NEW YORK – Naomi Osaka became the first Japanese woman in 22 years to reach the semi-finals of a Grand Slam on Wednesday when she defeated Lesia Tsurenko 6-1, 6-1 in the last-eight of the US Open, admitting she was “freaking out” inside.
Osaka wasn't born when compatriot Kimiko Date made the Wimbledon semi-finals in 1996 but now the 20-year-old has the opportunity to go one better by reaching a maiden Grand Slam final.
To get to Saturday's championship match, the 20th seed will have to get past either US 14th seed Madison Keys or Spain's Carla Suarez Navarro.
“It really means a lot,” said Osaka whose post-match, on-court interview endeared her further to a growing legion of fans.

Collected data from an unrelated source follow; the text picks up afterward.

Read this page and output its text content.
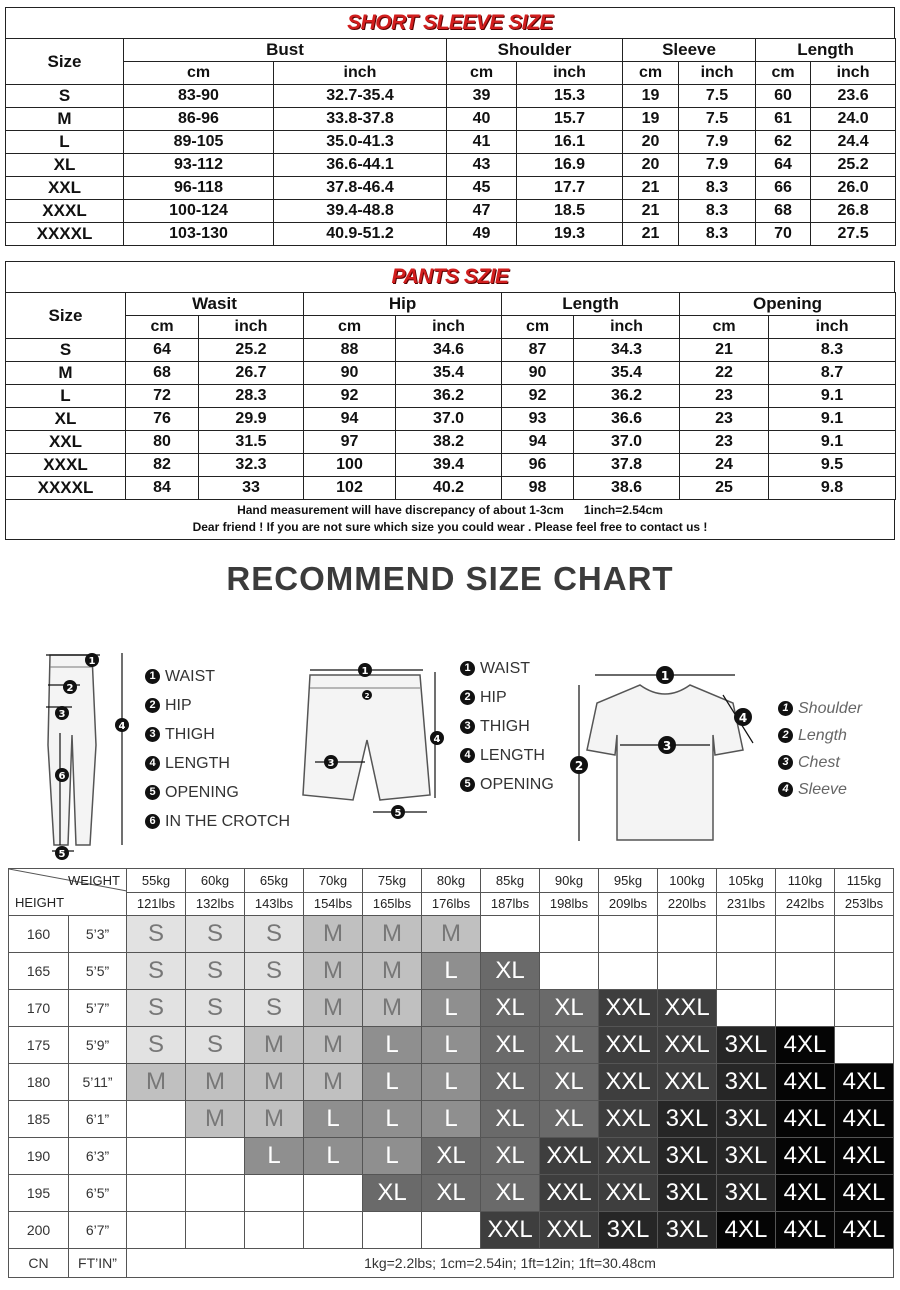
SHORT SLEEVE SIZE
Size	Bust		Shoulder		Sleeve		Length	
	cm	inch	cm	inch	cm	inch	cm	inch
S	83-90	32.7-35.4	39	15.3	19	7.5	60	23.6
M	86-96	33.8-37.8	40	15.7	19	7.5	61	24.0
L	89-105	35.0-41.3	41	16.1	20	7.9	62	24.4
XL	93-112	36.6-44.1	43	16.9	20	7.9	64	25.2
XXL	96-118	37.8-46.4	45	17.7	21	8.3	66	26.0
XXXL	100-124	39.4-48.8	47	18.5	21	8.3	68	26.8
XXXXL	103-130	40.9-51.2	49	19.3	21	8.3	70	27.5
PANTS SZIE
Size	Wasit		Hip		Length		Opening	
	cm	inch	cm	inch	cm	inch	cm	inch
S	64	25.2	88	34.6	87	34.3	21	8.3
M	68	26.7	90	35.4	90	35.4	22	8.7
L	72	28.3	92	36.2	92	36.2	23	9.1
XL	76	29.9	94	37.0	93	36.6	23	9.1
XXL	80	31.5	97	38.2	94	37.0	23	9.1
XXXL	82	32.3	100	39.4	96	37.8	24	9.5
XXXXL	84	33	102	40.2	98	38.6	25	9.8
Hand measurement will have discrepancy of about 1-3cm      1inch=2.54cm
Dear friend ! If you are not sure which size you could wear . Please feel free to contact us !
RECOMMEND SIZE CHART
1
2
3
4
6
5
1 WAIST
2 HIP
3 THIGH
4 LENGTH
5 OPENING
6 IN THE CROTCH
1
2
3
4
5
1 WAIST
2 HIP
3 THIGH
4 LENGTH
5 OPENING
1
2
3
4
1 Shoulder
2 Length
3 Chest
4 Sleeve
WEIGHT
HEIGHT		55kg	60kg	65kg	70kg	75kg	80kg	85kg	90kg	95kg	100kg	105kg	110kg	115kg
		121lbs	132lbs	143lbs	154lbs	165lbs	176lbs	187lbs	198lbs	209lbs	220lbs	231lbs	242lbs	253lbs
160	5’3”	S	S	S	M	M	M							
165	5’5”	S	S	S	M	M	L	XL						
170	5’7”	S	S	S	M	M	L	XL	XL	XXL	XXL			
175	5’9”	S	S	M	M	L	L	XL	XL	XXL	XXL	3XL	4XL	
180	5’11”	M	M	M	M	L	L	XL	XL	XXL	XXL	3XL	4XL	4XL
185	6’1”		M	M	L	L	L	XL	XL	XXL	3XL	3XL	4XL	4XL
190	6’3”			L	L	L	XL	XL	XXL	XXL	3XL	3XL	4XL	4XL
195	6’5”					XL	XL	XL	XXL	XXL	3XL	3XL	4XL	4XL
200	6’7”							XXL	XXL	3XL	3XL	4XL	4XL	4XL
CN	FT’IN”	1kg=2.2lbs; 1cm=2.54in; 1ft=12in; 1ft=30.48cm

Osaka celebrated her win calmly and coolly unlike the floods of tears which greeted her last-16 victory over Aryna Sabalenka.
“I cried a lot last time and there were lots of people making fun of me. So this time I went straight to the net. I was freaking out inside and my whole body was shaking but overall I am most proud of not breaking a racquet.”

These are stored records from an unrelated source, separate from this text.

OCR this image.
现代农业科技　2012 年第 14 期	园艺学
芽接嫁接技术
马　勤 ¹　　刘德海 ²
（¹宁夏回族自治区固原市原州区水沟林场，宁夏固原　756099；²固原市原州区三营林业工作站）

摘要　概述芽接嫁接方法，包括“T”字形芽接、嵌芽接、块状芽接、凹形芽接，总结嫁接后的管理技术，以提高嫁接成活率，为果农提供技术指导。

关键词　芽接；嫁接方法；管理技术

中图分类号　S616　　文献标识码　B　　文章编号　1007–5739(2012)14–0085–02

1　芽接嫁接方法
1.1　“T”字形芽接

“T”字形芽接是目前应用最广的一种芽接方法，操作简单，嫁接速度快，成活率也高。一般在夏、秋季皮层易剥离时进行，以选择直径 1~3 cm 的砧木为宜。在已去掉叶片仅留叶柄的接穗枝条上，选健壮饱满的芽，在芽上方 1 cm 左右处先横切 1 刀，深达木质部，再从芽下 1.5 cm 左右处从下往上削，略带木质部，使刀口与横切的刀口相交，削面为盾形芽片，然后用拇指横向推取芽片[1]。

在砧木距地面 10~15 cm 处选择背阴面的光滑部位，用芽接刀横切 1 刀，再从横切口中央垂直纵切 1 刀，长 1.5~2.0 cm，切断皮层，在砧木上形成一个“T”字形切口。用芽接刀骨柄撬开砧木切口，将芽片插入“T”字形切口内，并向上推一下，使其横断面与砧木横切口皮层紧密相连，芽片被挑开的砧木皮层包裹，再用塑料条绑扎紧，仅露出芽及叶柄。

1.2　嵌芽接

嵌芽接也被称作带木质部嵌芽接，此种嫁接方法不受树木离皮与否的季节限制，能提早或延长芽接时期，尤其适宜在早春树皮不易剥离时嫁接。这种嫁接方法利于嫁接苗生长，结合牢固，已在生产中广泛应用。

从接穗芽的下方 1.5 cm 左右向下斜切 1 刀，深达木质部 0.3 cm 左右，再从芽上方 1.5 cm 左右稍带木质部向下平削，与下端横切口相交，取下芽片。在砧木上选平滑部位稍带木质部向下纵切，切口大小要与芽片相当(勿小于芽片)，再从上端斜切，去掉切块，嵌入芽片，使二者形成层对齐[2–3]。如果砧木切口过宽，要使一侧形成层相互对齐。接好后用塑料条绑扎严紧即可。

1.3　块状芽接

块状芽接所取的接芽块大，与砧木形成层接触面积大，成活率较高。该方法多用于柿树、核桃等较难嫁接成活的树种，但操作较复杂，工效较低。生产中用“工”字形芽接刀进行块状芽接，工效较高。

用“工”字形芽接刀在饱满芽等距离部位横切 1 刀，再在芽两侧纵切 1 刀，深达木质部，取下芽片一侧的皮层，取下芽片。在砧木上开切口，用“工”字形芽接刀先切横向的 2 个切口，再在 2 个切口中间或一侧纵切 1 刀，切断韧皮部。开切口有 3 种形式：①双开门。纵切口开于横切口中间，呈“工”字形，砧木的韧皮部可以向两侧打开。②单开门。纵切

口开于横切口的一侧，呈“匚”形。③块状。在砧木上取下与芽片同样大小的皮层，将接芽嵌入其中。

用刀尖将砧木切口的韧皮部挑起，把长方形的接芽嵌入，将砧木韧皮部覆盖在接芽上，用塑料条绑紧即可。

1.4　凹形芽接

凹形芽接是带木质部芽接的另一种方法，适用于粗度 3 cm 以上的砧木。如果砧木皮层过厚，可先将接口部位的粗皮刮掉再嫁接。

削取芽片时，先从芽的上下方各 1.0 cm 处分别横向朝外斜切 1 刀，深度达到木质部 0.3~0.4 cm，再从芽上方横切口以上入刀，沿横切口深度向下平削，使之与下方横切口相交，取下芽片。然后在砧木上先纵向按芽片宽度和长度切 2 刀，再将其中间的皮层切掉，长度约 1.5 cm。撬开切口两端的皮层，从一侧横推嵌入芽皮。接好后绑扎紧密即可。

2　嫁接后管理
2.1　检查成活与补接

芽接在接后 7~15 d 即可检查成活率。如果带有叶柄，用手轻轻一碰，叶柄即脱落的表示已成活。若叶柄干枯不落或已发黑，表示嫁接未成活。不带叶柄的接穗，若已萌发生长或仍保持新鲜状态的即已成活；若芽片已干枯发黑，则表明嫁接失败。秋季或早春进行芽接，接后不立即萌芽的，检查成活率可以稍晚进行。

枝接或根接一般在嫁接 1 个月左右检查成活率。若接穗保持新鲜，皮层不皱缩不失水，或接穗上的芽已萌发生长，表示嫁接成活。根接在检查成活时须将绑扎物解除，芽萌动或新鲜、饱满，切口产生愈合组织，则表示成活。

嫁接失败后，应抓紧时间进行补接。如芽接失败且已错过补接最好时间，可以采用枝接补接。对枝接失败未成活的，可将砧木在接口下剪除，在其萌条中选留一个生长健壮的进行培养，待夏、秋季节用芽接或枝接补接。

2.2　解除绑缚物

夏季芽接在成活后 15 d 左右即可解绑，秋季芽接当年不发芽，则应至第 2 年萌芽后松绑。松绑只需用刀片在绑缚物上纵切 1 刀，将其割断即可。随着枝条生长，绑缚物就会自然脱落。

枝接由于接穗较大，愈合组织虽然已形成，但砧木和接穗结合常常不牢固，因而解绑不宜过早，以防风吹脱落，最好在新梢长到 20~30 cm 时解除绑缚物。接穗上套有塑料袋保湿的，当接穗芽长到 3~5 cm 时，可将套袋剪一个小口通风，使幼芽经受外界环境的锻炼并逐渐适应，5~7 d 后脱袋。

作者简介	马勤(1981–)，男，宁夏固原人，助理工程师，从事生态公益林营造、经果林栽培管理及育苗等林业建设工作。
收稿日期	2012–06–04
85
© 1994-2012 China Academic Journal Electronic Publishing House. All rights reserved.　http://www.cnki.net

Osaka, the daughter of a Japanese mother and Haitian father, said she enjoyed playing in the blistering heat of New York which has been such a talking point of the tournament.

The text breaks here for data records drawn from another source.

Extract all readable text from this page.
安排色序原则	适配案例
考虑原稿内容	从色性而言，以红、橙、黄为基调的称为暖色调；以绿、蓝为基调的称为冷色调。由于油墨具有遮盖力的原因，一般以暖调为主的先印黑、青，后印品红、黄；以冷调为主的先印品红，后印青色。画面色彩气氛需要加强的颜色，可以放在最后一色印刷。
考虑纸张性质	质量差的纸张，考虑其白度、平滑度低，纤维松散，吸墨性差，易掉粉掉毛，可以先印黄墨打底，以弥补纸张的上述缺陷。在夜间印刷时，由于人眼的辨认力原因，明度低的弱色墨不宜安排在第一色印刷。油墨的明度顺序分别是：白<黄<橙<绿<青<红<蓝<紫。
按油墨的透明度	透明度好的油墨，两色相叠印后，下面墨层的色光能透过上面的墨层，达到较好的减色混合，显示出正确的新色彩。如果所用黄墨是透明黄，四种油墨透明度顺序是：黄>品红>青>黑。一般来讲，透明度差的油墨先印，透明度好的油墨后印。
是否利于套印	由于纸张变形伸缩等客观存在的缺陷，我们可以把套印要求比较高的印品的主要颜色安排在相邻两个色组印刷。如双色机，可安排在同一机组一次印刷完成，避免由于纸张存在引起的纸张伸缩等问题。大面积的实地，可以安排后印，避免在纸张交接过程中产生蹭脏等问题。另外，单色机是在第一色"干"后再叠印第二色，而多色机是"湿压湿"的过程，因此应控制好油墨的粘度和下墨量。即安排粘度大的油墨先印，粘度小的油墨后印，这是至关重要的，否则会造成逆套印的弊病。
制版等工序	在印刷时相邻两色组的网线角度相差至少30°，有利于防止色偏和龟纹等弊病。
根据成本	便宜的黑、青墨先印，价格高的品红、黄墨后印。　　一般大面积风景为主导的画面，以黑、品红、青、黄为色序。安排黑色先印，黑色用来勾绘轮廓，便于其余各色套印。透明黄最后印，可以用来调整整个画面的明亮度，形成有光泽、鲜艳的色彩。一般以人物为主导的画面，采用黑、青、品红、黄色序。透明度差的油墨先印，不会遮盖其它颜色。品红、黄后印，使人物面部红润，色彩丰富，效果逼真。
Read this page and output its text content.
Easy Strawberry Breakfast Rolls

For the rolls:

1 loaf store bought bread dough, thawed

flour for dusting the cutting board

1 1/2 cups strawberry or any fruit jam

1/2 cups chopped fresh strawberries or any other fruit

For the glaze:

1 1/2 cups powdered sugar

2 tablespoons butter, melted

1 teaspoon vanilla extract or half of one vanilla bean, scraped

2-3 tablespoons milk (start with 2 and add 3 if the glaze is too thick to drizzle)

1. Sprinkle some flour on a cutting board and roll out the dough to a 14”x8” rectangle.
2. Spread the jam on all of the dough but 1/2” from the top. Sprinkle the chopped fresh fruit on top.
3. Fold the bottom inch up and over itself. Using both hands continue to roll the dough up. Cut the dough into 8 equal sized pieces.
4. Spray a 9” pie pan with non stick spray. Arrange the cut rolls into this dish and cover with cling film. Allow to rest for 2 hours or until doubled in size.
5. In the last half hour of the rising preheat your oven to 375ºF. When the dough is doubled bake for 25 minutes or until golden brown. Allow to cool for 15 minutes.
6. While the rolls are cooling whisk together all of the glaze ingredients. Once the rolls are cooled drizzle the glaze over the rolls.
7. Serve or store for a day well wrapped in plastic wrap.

“I really don't think it's that hot, sorry. I'm used to Florida heat. I like sweating.”
Osaka swept aside 36th-ranked Tsurenko in just 57 minutes as the Ukrainian's challenge fizzled out in a deluge of mistakes.
The 29-year-old, who had knocked out world number two and Australian Open champion Caroline Wozniacki in the second round, hit 31 unforced errors and won just seven points off the Japanese star's serve.
Osaka broke in the second and sixth games of the opening set which was wrapped up in just 24 minutes.
The crisis soon deepened for Tsurenko, who had needed the best part of three hours on Monday to beat Czech teenager Marketa Vondrousova in a match where she almost collapsed due to heat exhaustion.
She was quickly down two more breaks at 4-0 before squandering three break points in the sixth game as Osaka glided into a maiden semi-final at the Slams.
“I hate matches like this,” said Tsurenko. “I was ill and woke up with a viral infection. I didn't want to pull out as it's a Grand Slam quarter-final but she played well.”